We Will Make A Difference


One of the kids in my period 9 class came to the meeting of the Gay-Straight Alliance. I asked her today if she enjoyed the meeting and if she would come again. She answered "Yes. My friend made me come but I want to stay a member so I can learn to be accept life styles different from my own."


I'm glad I made the decision to sponsor this club.

5 comments:

Mrs. T said...

I'm glad you decided to sponsor this organization, too. When a kid says something like that, you know it's a good thing.

Anonymous said...

I'd like to know more about this organization. How are meetings run? What's the agenda look like? Could a club like this work in middle school?

Anonymous said...

Is there a citywide organization that networks GSAs? National?

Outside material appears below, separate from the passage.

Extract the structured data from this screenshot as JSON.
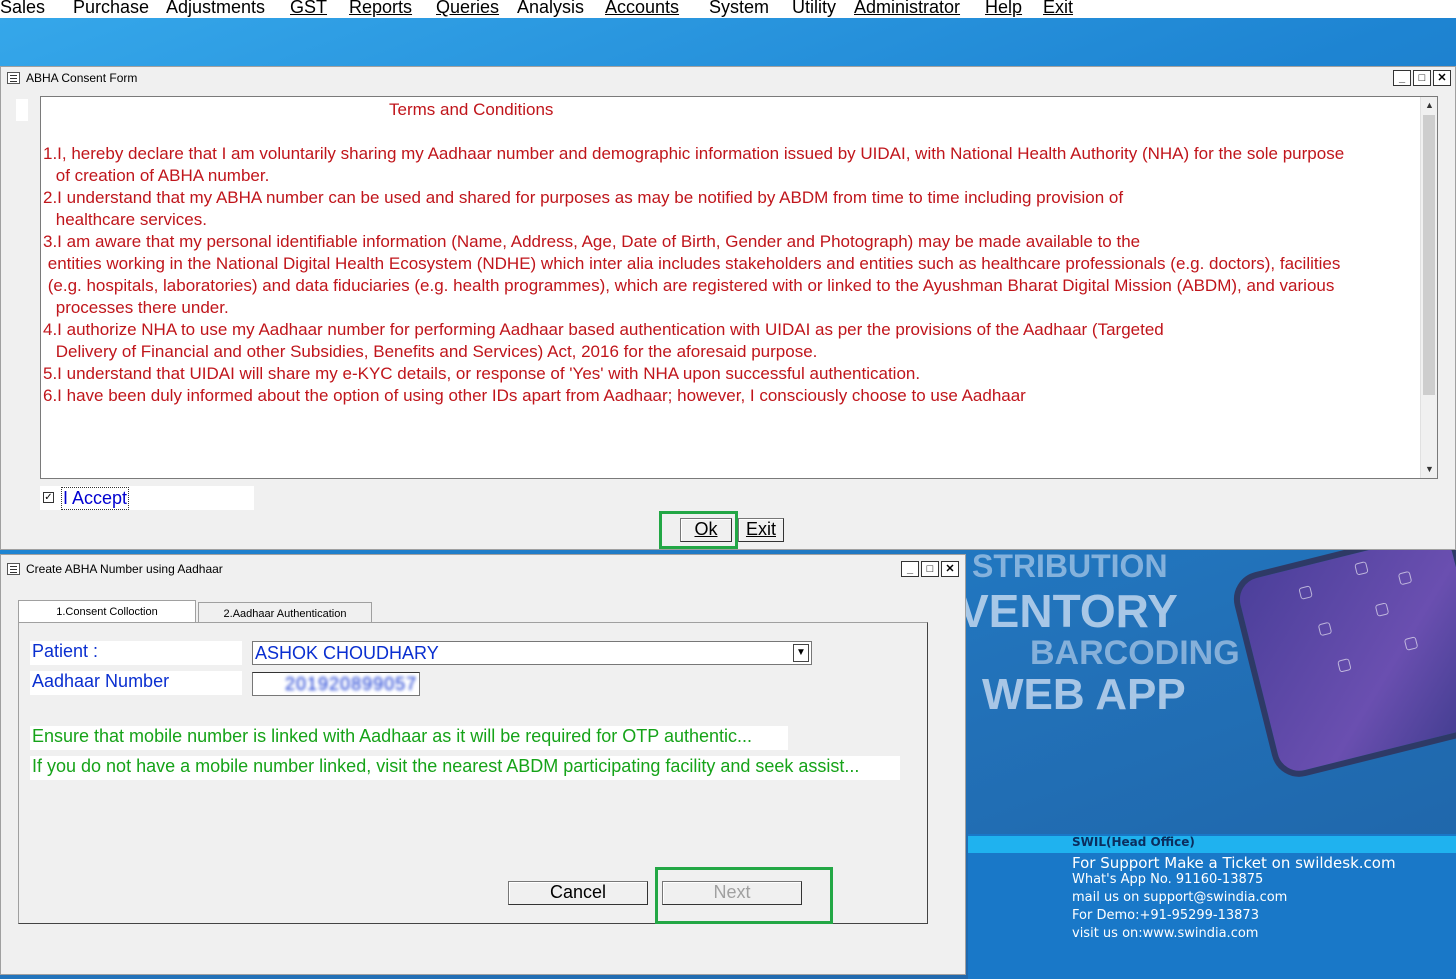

If you were going to break down and do some per session, at least you chose where you could make a difference, and where no one else was willing. Got to respect that. And got to believe that the kids benefit.

It took several years of foot-dragging to get the administration to approve ours (even though the kids had been organizing the Day of Silence since the second year of our school - some to show support, some to piss off teachers... but it's all good).

Anyhow, a couple of years to get a GSA started, and then it just sort of petered out after two years... Too bad.

Jonathan

Pissedoffteacher said...

First off, I am not getting paid per session--clubs are strictly volunteer. The school would never pay for anything that benefits the kids like this unless it would make the principal look good in the press.

The meetings are run by the kids. so far, things have been a little chaotic, but good. The kids have great ideas that they have to work on before they put them to practice. They understand they have to get together and come up with intelligent questions before addressing the dean's office on one of their issues and the JROTC on the other.

It would be great in middle school. Some of those kids are very bigoted in their ideas but I am sorry that I have no idea how to start. Basically, I just sit and observe and let the kids do their own stuff.

Anonymous said...

There's a big school, like ours, down the street. The teachers get all kind of little breaks and favors (undermines the union, as far as I can tell), but in return, clubs are freebies. I thought this was the exception. Neither at my current school (small) nor my previous school (large) were clubs free. After school hours? Paid.

If this is widespread it will take a city-wide initiative from the UFT to do anything... I will start asking... not optimistic, but you never know.